Jakarta, 6 Jumadil Akhir 1434/16 April 2013 (MINA) – Pemerintah Indonesia melatih 30 orang warga Palestina dalam bidang microfinance di Amman, Yordania, 12-15 April, bertujuan mendorong kemandirian ekonomi negeri yang sedang diblokade oleh Israel, Kementerian Luar Negeri Republik Indonesia melaporkan.

“Indonesia akan berbagi pengetahuan dan pengalamannya mengenai pengelolaan UMKM (Usaha Mikro Kecil Menengah) serta kontribusinya dalam mendorong perekonomian negara (Palestina),” kata Direktur Kerja Sama Teknik Kemlu RI, Siti Nugraha Mauludiah, saat membuka pelatihan di bidang microfinance bagi Palestina, Jum’at (12/4).

Menurut pihak Kemlu, keperluan pemberdayaan masyarakat lokal melalui pengembangan UMKM merupakan salah satu elemen penting dalam mendorong kemandirian ekonomi sebuah negara. Untuk itu pemerintah RI memilih bentuk pelatihan microfinance kepada peserta dari Palestina sebagai bentuk dukungan pengembangan SDM negara tersebut.

Kegiatan ini diselenggarakan atas kerja sama antara Kementerian Luar Negeri Republik Indonesia dan Bank Rakyat Indonesia. Semula direncanakan kegiatan dilaksanakan di Ramallah, Palestina, agar terdapat interaksi langsung serta dalam rangka memberikan manfaat pelatihan kepada peserta yang lebih banyak. Namun, sulitnya memperoleh ijin masuk ke Palestina, maka pelaksanaan pelatihan dialihkan ke Amman.

Peserta pelatihan  adalah warga Palestina yang berasal dari wakil-wakil dari Kementerian Keuangan, Bank Sentral Palestina serta instansi/lembaga yang bergerak dibidang UMKM, yang berada di wilayah Gaza dan Tepi Barat, Palestina. Juga perwakilan Palestina di Amman.

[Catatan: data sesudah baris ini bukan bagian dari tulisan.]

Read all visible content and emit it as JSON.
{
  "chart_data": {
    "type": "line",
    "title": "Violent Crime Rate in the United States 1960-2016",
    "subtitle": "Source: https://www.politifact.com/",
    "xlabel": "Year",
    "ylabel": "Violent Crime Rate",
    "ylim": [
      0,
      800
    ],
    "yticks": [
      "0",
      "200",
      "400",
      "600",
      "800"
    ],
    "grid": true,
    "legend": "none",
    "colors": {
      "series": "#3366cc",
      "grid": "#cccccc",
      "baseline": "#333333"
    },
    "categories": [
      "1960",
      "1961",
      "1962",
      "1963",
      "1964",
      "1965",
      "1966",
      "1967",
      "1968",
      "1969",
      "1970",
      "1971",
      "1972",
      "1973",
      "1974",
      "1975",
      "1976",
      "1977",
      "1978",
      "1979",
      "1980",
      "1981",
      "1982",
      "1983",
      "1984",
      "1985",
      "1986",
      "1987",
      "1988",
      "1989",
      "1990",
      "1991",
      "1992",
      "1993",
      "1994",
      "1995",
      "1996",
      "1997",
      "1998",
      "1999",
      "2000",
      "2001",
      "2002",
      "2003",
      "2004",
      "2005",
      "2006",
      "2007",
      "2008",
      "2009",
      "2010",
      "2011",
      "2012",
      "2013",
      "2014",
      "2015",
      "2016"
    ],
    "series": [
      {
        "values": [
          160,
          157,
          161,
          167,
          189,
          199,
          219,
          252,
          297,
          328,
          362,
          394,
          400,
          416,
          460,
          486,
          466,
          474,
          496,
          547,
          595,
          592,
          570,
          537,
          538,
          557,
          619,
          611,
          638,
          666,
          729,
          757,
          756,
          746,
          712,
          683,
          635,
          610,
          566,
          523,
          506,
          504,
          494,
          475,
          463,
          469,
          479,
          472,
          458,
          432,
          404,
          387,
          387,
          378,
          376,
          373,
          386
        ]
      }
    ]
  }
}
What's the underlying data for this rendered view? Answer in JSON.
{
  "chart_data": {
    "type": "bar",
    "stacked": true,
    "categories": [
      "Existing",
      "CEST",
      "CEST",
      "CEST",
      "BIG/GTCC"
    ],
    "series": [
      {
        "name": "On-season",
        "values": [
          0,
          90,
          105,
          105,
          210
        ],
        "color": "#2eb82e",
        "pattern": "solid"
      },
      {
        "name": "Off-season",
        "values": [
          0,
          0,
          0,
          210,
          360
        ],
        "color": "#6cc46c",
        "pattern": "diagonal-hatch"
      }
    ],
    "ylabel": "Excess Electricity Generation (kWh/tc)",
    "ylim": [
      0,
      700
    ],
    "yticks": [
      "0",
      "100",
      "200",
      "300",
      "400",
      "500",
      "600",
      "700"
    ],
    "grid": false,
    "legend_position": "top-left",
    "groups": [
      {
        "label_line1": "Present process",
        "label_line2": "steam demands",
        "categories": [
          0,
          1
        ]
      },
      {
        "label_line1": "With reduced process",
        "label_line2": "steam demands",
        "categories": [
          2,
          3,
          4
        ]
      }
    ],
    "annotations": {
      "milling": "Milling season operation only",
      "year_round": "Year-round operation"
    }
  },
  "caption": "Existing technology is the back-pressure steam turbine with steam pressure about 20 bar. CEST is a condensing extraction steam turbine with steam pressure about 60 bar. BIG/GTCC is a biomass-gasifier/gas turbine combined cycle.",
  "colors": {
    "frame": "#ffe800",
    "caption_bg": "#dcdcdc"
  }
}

Siti mengungkapkan bahwa pelatihan tersebut adalah salah satu bentuk dukungan kongkrit selain dukungan politik yang secara konsisten diberikan Indonesia selama ini menuju Negara Palestina yang merdeka dan berdaulat.

“Indonesia akan terus melanjutkan bantuannya untuk mendukung pengembangan kapasitas SDM Palestina di berbagai bidang,” kata Siti.

Dalam kerangka New Asian African Strategic Partnership (NAASP), Pemerintah Indonesia juga optimis dapat merealisasikan pemenuhan komitmen dalam melatih 1.000 warga Palestina selama periode 2008-2013. Hingga akhir tahun 2012, pemerintah telah memfasilitasi 101 kegiatan pelatihan yang mengikutsertakan 842 orang Palestina.

Untuk mendukung tercapainya realisasi komitmen tersebut, pemerintah telah mengalokasikan US $ 1,5 juta pada tahun 2013, untuk membiayai berbagai kegiatan capacity building diberbagai bidang (UKM, demokrasi, good governance, pertanian, pendidikan, pemberdayaan perempuan dan konstruksi).

Indonesia juga terus menjajaki peluang kerja sama trilateral dengan mitra pembangunan lainnya, melengkapi upaya-upaya yang telah dilakukan pemerintah selama ini dalam mendukung peningkatan kapasitas SDM Palestina melalui skema bilateral.

Selain itu, Indonesia juga akan menjadi tuan rumah dalam penyelenggaraan Conference on Cooperation Among East ASIAN Countries for Palestinian Development (CEAPAD) II yang akan diselenggarakan pada bulan Februari 2014, untuk menggalang dukungan negara-negara Asia Timur dalam membantu pembangunan Palestina. (T/P09/R2).